Optimal Control under Stochastic Target Constraints

Abstract

We study a class of Markovian optimal stochastic control problems in which the controlled process $Z^{\nu}$ is constrained to satisfy an almost sure constraint $Z^{\nu}(T)\in G\subset\mathbb{R}^{d+1}$ $\mathbb{P}$-a.s. at some final time $T>0$. When the set is of the form $G:=\{(x,y)\in\mathbb{R}^d\times\mathbb{R}:g(x,y)\geq0\}$, with g nondecreasing in y, we provide a Hamilton–Jacobi–Bellman characterization of the associated value function. It gives rise to a state constraint problem, where the constraint can be expressed in terms of an auxiliary value function w which characterizes the set $D:=\{(t,Z^{\nu}(t))\in[0,T]\times\mathbb{R}^{d+1}:Z^{\nu}(T)\in G$ a.s. for some $\nu\}$. Contrary to standard state constraint problems, the domain D is not given a priori and we do not need to impose conditions on its boundary.
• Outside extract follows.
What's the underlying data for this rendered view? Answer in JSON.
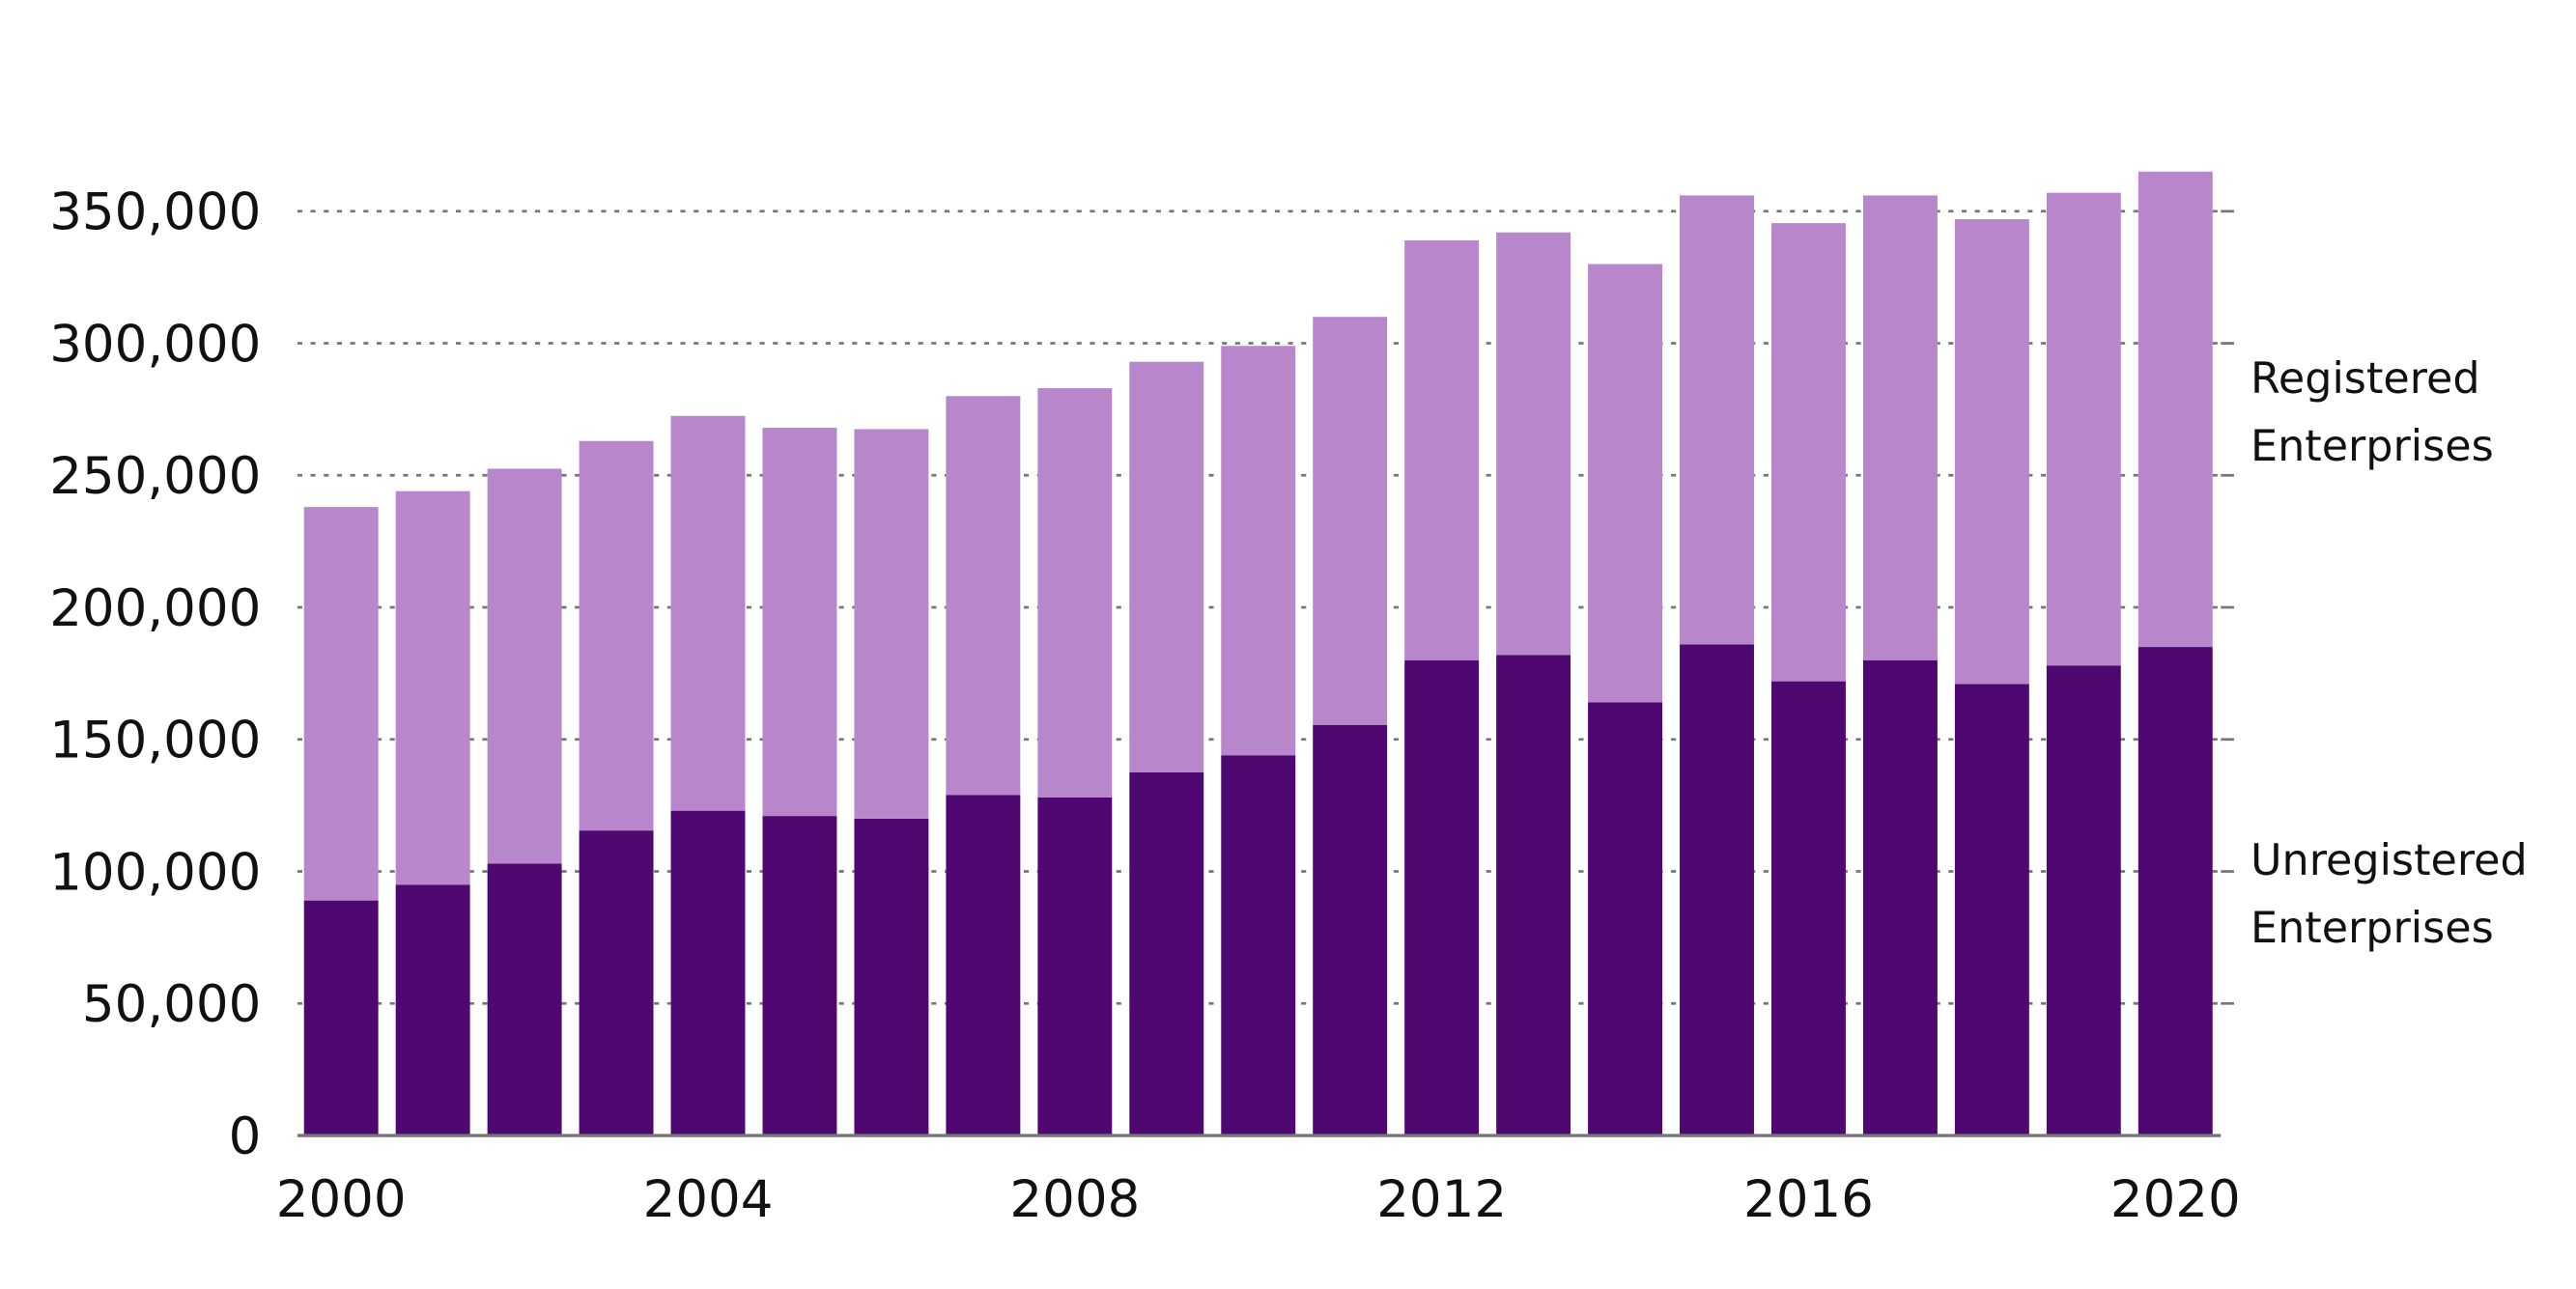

It is naturally incorporated in the auxiliary value function w, which itself is a viscosity solution of a nonlinear parabolic PDE. Applying ideas recently developed in Bouchard, Elie, and Touzi [SIAM J. Control Optim., 48 (2009), pp. 3123–3150], our general result also allows us to consider optimal control problems with moment constraints of the form $\mathbb{E}[g(Z^{\nu}(T))]\geq0$ or $\mathbb{P}[g(Z^{\nu}(T))\geq0]\geq p$.